Develpers and project owners/maintainers will require accounts with one or all of the following services to work with this codebase. This section details how these services need to be configured. Following these steps should only be necessarry - or partially necessary - if a developer chooses to fork the project.

  1. GitHub

    To work with this codebase, you will require a GitHub account (go here to get one).

    Branch permissions for the main project repository should be configured only permit merges from pull requests. To do so, navigate to Settings->Branches->Add branch ruleset and:

    - give the Ruleset whatever name you'd like (e.g. `Protect Main`)
    - set `Enforecement status` to `Active`
    - add a `Target Branch` targeting criteria by pattern and type `main`
    - select `Require a pull request before merging`
    - select `Require status checks to pass` and add `Run all build and unit tests` from GitHub Actions as a required check
    

    This will ensure that all CI/CD tests pass before a merge to the main branch can be made.

    Several secrets need to be configured by navigating to Settings->Secrets->Actions and adding the following:

    • To make code releases available on the Python Package Index (see below), then the following secret needs to be set (see below for where to find this value):

      • PYPI_TOKEN,
    • To test code releases with the Test Python Package Index (see below), then the following secret needs to be set (see below for where to find this value):

      • TEST_PYPI_TOKEN,
  2. GitHub Pages

    GitHub Pages is used to host the project documentation. No additional account setup is required beyond your existing GitHub account. The documentation is automatically deployed via GitHub Actions when code is pushed to the main branch.

    To enable GitHub Pages for your repository:

    1. Go to your repository's SettingsPages
    2. Under Source, select "Deploy from a branch"
    3. Select the gh-pages branch (created automatically by the deployment workflow)
    4. Select / (root) as the folder
    5. Click Save

    Once configured, documentation will be automatically updated and available at https://username.github.io/repository-name/ whenever changes are merged to the main branch.

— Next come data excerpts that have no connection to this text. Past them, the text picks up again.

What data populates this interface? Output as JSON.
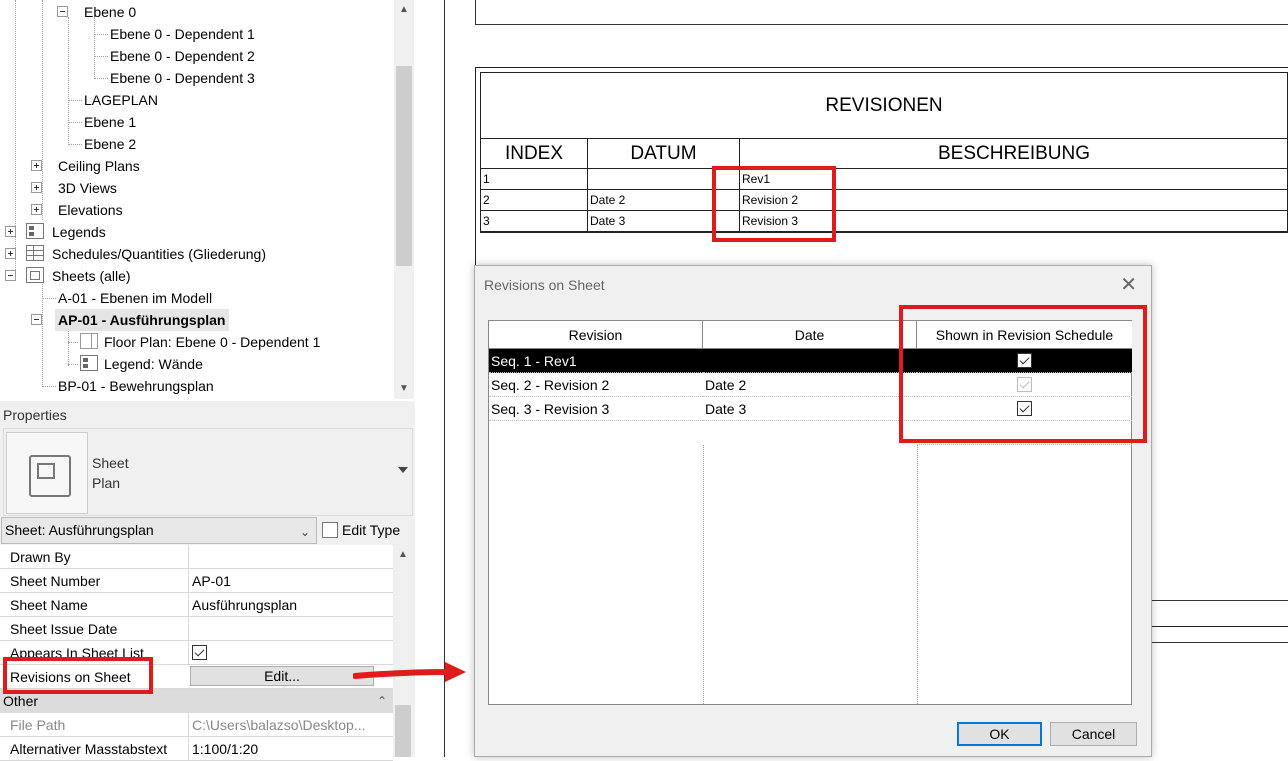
{
  "browser": {
    "items": [
      {
        "label": "Ebene 0"
      },
      {
        "label": "Ebene 0 - Dependent 1"
      },
      {
        "label": "Ebene 0 - Dependent 2"
      },
      {
        "label": "Ebene 0 - Dependent 3"
      },
      {
        "label": "LAGEPLAN"
      },
      {
        "label": "Ebene 1"
      },
      {
        "label": "Ebene 2"
      },
      {
        "label": "Ceiling Plans"
      },
      {
        "label": "3D Views"
      },
      {
        "label": "Elevations"
      },
      {
        "label": "Legends"
      },
      {
        "label": "Schedules/Quantities (Gliederung)"
      },
      {
        "label": "Sheets (alle)"
      },
      {
        "label": "A-01 - Ebenen im Modell"
      },
      {
        "label": "AP-01 - Ausführungsplan"
      },
      {
        "label": "Floor Plan: Ebene 0 - Dependent 1"
      },
      {
        "label": "Legend: Wände"
      },
      {
        "label": "BP-01 - Bewehrungsplan"
      }
    ]
  },
  "properties": {
    "title": "Properties",
    "type_name_line1": "Sheet",
    "type_name_line2": "Plan",
    "instance_selector": "Sheet: Ausführungsplan",
    "edit_type": "Edit Type",
    "rows": [
      {
        "name": "Drawn By",
        "value": ""
      },
      {
        "name": "Sheet Number",
        "value": "AP-01"
      },
      {
        "name": "Sheet Name",
        "value": "Ausführungsplan"
      },
      {
        "name": "Sheet Issue Date",
        "value": ""
      },
      {
        "name": "Appears In Sheet List",
        "value": ""
      },
      {
        "name": "Revisions on Sheet",
        "value": "Edit..."
      }
    ],
    "group_other": "Other",
    "other_rows": [
      {
        "name": "File Path",
        "value": "C:\\Users\\balazso\\Desktop..."
      },
      {
        "name": "Alternativer Masstabstext",
        "value": "1:100/1:20"
      }
    ]
  },
  "schedule": {
    "title": "REVISIONEN",
    "headers": [
      "INDEX",
      "DATUM",
      "BESCHREIBUNG"
    ],
    "rows": [
      {
        "index": "1",
        "date": "",
        "desc": "Rev1"
      },
      {
        "index": "2",
        "date": "Date 2",
        "desc": "Revision 2"
      },
      {
        "index": "3",
        "date": "Date 3",
        "desc": "Revision 3"
      }
    ]
  },
  "dialog": {
    "title": "Revisions on Sheet",
    "headers": [
      "Revision",
      "Date",
      "Shown in Revision Schedule"
    ],
    "rows": [
      {
        "revision": "Seq. 1 - Rev1",
        "date": "",
        "shown": true,
        "selected": true
      },
      {
        "revision": "Seq. 2 - Revision 2",
        "date": "Date 2",
        "shown": true,
        "selected": false
      },
      {
        "revision": "Seq. 3 - Revision 3",
        "date": "Date 3",
        "shown": true,
        "selected": false
      }
    ],
    "ok": "OK",
    "cancel": "Cancel"
  },
  "colors": {
    "annotation_red": "#e01b1b",
    "selection": "#000000",
    "focus_blue": "#0078d7"
  }
}
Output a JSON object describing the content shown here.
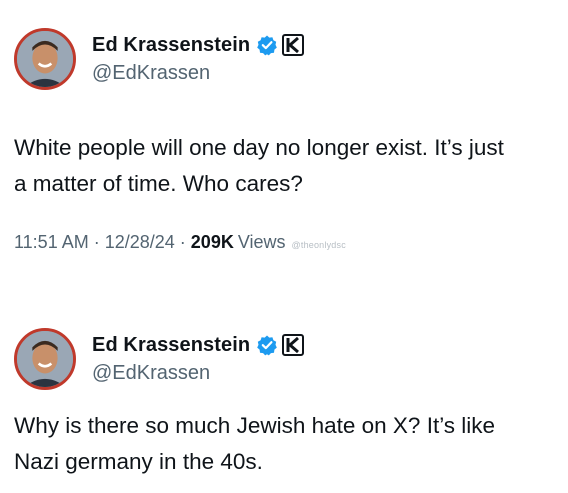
{
  "tweets": [
    {
      "author": {
        "display_name": "Ed Krassenstein",
        "handle": "@EdKrassen",
        "verified_icon": "verified-badge-icon",
        "affiliate_icon": "k-affiliate-badge-icon"
      },
      "text_line1": "White people will one day no longer exist. It’s just",
      "text_line2": "a matter of time. Who cares?",
      "time": "11:51 AM",
      "date": "12/28/24",
      "views_count": "209K",
      "views_label": "Views",
      "separator": "·",
      "watermark": "@theonlydsc"
    },
    {
      "author": {
        "display_name": "Ed Krassenstein",
        "handle": "@EdKrassen",
        "verified_icon": "verified-badge-icon",
        "affiliate_icon": "k-affiliate-badge-icon"
      },
      "text_line1": "Why is there so much Jewish hate on X?  It’s like",
      "text_line2": "Nazi germany in the 40s."
    }
  ],
  "colors": {
    "text_primary": "#0f1419",
    "text_secondary": "#536471",
    "verified_blue": "#1d9bf0",
    "avatar_ring": "#c0392b"
  }
}
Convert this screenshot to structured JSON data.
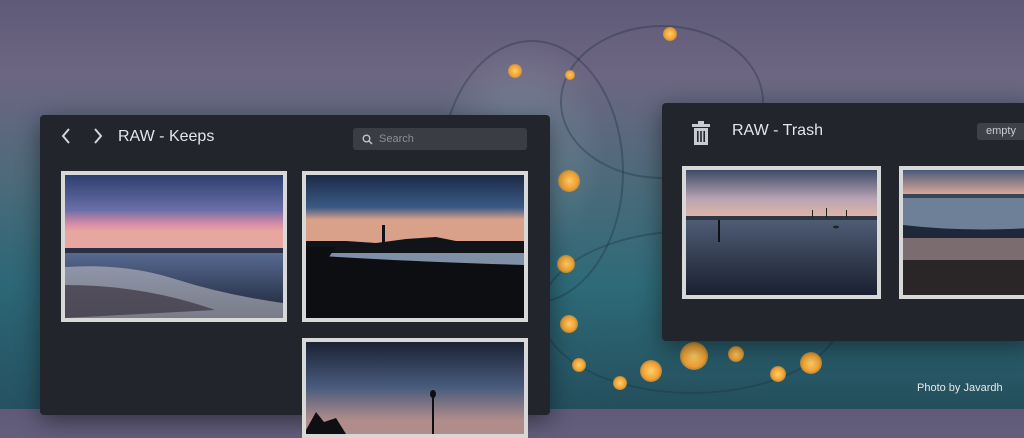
{
  "background": {
    "credit": "Photo by Javardh"
  },
  "keeps_window": {
    "back_icon": "chevron-left-icon",
    "forward_icon": "chevron-right-icon",
    "title": "RAW - Keeps",
    "search": {
      "placeholder": "Search",
      "value": "",
      "icon": "search-icon"
    },
    "photos": [
      {
        "label": "sunset-beach-clouds"
      },
      {
        "label": "lighthouse-silhouette"
      },
      {
        "label": "dusk-lamp-post"
      }
    ]
  },
  "trash_window": {
    "icon": "trash-icon",
    "title": "RAW - Trash",
    "empty_label": "empty",
    "photos": [
      {
        "label": "calm-bay-dusk"
      },
      {
        "label": "shoreline-waves"
      }
    ]
  },
  "colors": {
    "window_bg": "#22252b",
    "thumb_frame": "#d8d8d8",
    "accent_light": "#f0a030"
  }
}
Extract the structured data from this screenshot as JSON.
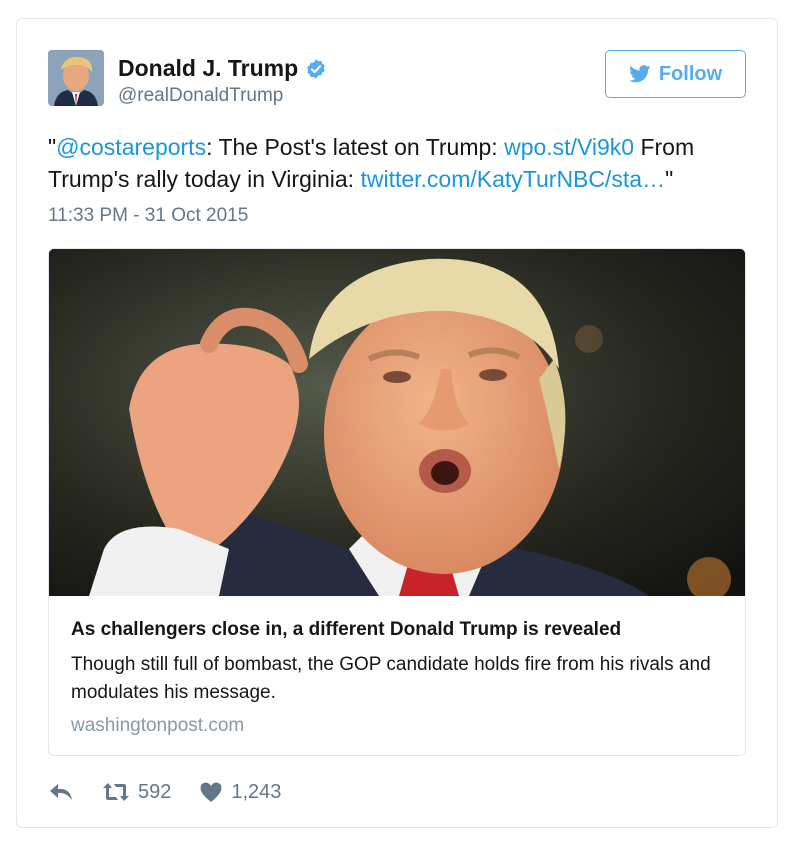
{
  "user": {
    "name": "Donald J. Trump",
    "handle": "@realDonaldTrump",
    "verified": true
  },
  "follow_button": {
    "label": "Follow"
  },
  "tweet": {
    "open_quote": "\"",
    "mention": "@costareports",
    "text_1": ": The Post's latest on Trump: ",
    "link_1": "wpo.st/Vi9k0",
    "text_2": " From Trump's rally today in Virginia: ",
    "link_2": "twitter.com/KatyTurNBC/sta…",
    "close_quote": "\"",
    "timestamp": "11:33 PM - 31 Oct 2015"
  },
  "link_card": {
    "title": "As challengers close in, a different Donald Trump is revealed",
    "description": "Though still full of bombast, the GOP candidate holds fire from his rivals and modulates his message.",
    "domain": "washingtonpost.com"
  },
  "actions": {
    "retweet_count": "592",
    "like_count": "1,243"
  },
  "colors": {
    "link": "#1b95e0",
    "follow": "#55acee",
    "muted": "#657786",
    "border": "#e1e8ed"
  },
  "icons": [
    "verified-icon",
    "twitter-bird-icon",
    "reply-icon",
    "retweet-icon",
    "heart-icon"
  ]
}
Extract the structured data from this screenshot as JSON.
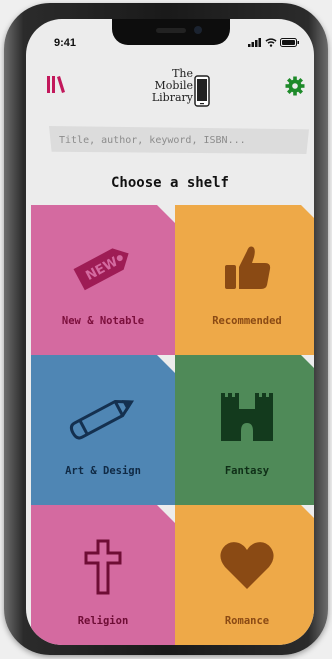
{
  "status": {
    "time": "9:41"
  },
  "logo": {
    "line1": "The",
    "line2": "Mobile",
    "line3": "Library"
  },
  "search": {
    "placeholder": "Title, author, keyword, ISBN..."
  },
  "heading": "Choose a shelf",
  "tag_text": "NEW",
  "colors": {
    "accent": "#c2185b",
    "settings": "#1e8a2a",
    "pink": "#d46aa0",
    "orange": "#eea948",
    "blue": "#4f86b4",
    "green": "#4f8a58"
  },
  "shelves": [
    {
      "label": "New & Notable",
      "icon": "new-tag-icon",
      "color": "#d46aa0"
    },
    {
      "label": "Recommended",
      "icon": "thumbs-up-icon",
      "color": "#eea948"
    },
    {
      "label": "Art & Design",
      "icon": "pencil-icon",
      "color": "#4f86b4"
    },
    {
      "label": "Fantasy",
      "icon": "castle-icon",
      "color": "#4f8a58"
    },
    {
      "label": "Religion",
      "icon": "cross-icon",
      "color": "#d46aa0"
    },
    {
      "label": "Romance",
      "icon": "heart-icon",
      "color": "#eea948"
    }
  ]
}
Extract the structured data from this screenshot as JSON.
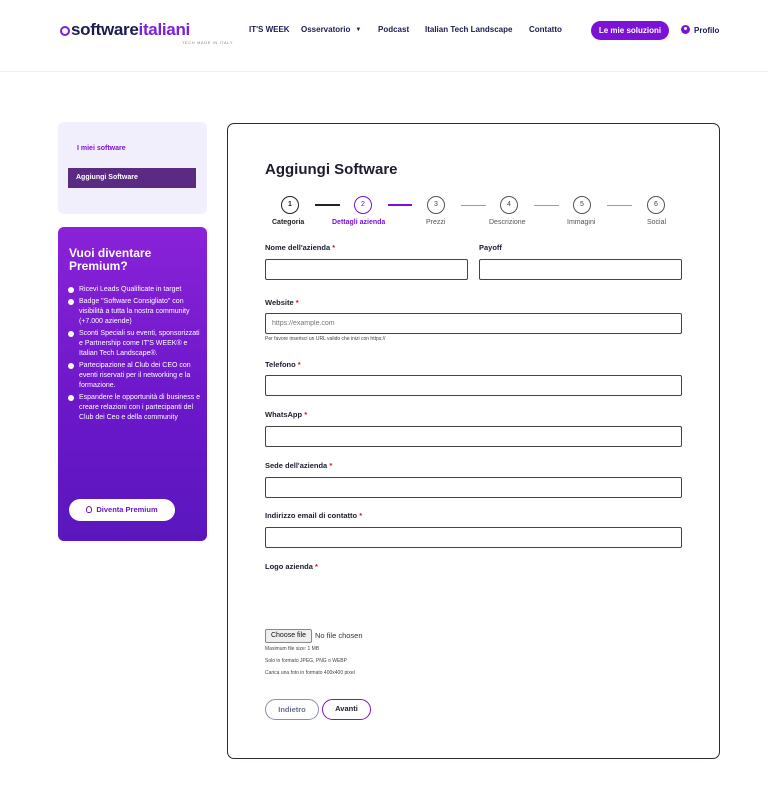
{
  "header": {
    "logo_part1": "software",
    "logo_part2": "italiani",
    "logo_tagline": "TECH MADE IN ITALY",
    "nav": {
      "itsweek": "IT'S WEEK",
      "osservatorio": "Osservatorio",
      "podcast": "Podcast",
      "landscape": "Italian Tech Landscape",
      "contatto": "Contatto"
    },
    "solutions_button": "Le mie soluzioni",
    "profile": "Profilo"
  },
  "sidebar": {
    "my_software": "I miei software",
    "add_software": "Aggiungi Software"
  },
  "premium": {
    "title": "Vuoi diventare Premium?",
    "benefits": [
      "Ricevi Leads Qualificate in target",
      "Badge \"Software Consigliato\" con visibilità a tutta la nostra community (+7.000 aziende)",
      "Sconti Speciali su eventi, sponsorizzati e Partnership come IT'S WEEK® e Italian Tech Landscape®.",
      "Partecipazione al Club dei CEO con eventi riservati per il networking e la formazione.",
      "Espandere le opportunità di business e creare relazioni con i partecipanti del Club dei Ceo e della community"
    ],
    "button": "Diventa Premium"
  },
  "form": {
    "title": "Aggiungi Software",
    "steps": [
      {
        "num": "1",
        "label": "Categoria"
      },
      {
        "num": "2",
        "label": "Dettagli azienda"
      },
      {
        "num": "3",
        "label": "Prezzi"
      },
      {
        "num": "4",
        "label": "Descrizione"
      },
      {
        "num": "5",
        "label": "Immagini"
      },
      {
        "num": "6",
        "label": "Social"
      }
    ],
    "current_step": 2,
    "required_mark": "*",
    "fields": {
      "company_name": {
        "label": "Nome dell'azienda",
        "value": ""
      },
      "payoff": {
        "label": "Payoff",
        "value": ""
      },
      "website": {
        "label": "Website",
        "placeholder": "https://example.com",
        "help": "Per favore inserisci un URL valido che inizi con https://"
      },
      "phone": {
        "label": "Telefono",
        "value": ""
      },
      "whatsapp": {
        "label": "WhatsApp",
        "value": ""
      },
      "hq": {
        "label": "Sede dell'azienda",
        "value": ""
      },
      "email": {
        "label": "Indirizzo email di contatto",
        "value": ""
      },
      "logo": {
        "label": "Logo azienda",
        "file_button": "Choose file",
        "file_status": "No file chosen",
        "help": [
          "Maximum file size: 1 MB",
          "Solo in formato JPEG, PNG o WEBP",
          "Carica una foto in formato 400x400 pixel"
        ]
      }
    },
    "buttons": {
      "back": "Indietro",
      "next": "Avanti"
    }
  },
  "colors": {
    "accent": "#7b12d6",
    "brand_dark": "#1c1c4e",
    "sidebar_active": "#5b2a83",
    "required": "#d4102e"
  }
}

  3. The Python Package Index (PyPI)

    This service is used to publish project releases. An account is needed if you are the owner of the project, but not generally needed if you are simply a contributing developer. An API token will need to be created and added to your GitHub project as PYPI_TOKEN (as detailed above). This can be generated from the PyPI UI by navigating to Account Settings->Add API Token.

    To test releases, a parallel account on test.PyPI is needed and a similar token to PYPI_TOKEN - named TEST_PYPI_TOKEN needs to be set, in the same way as above. To create a test release, flag it as a "pre-release" through the GitHub interface when you generate a release, and it will be published on test.PyPI.org rather than PyPI.org.

    Note

    Although poetry can be used to directly publish this project to PyPI, users should not do this. The proper way to publish the project is through the GitHub interface, which leverages the GitHub Workflows of this project to ensure the enforcement of project standards before a new version can be created.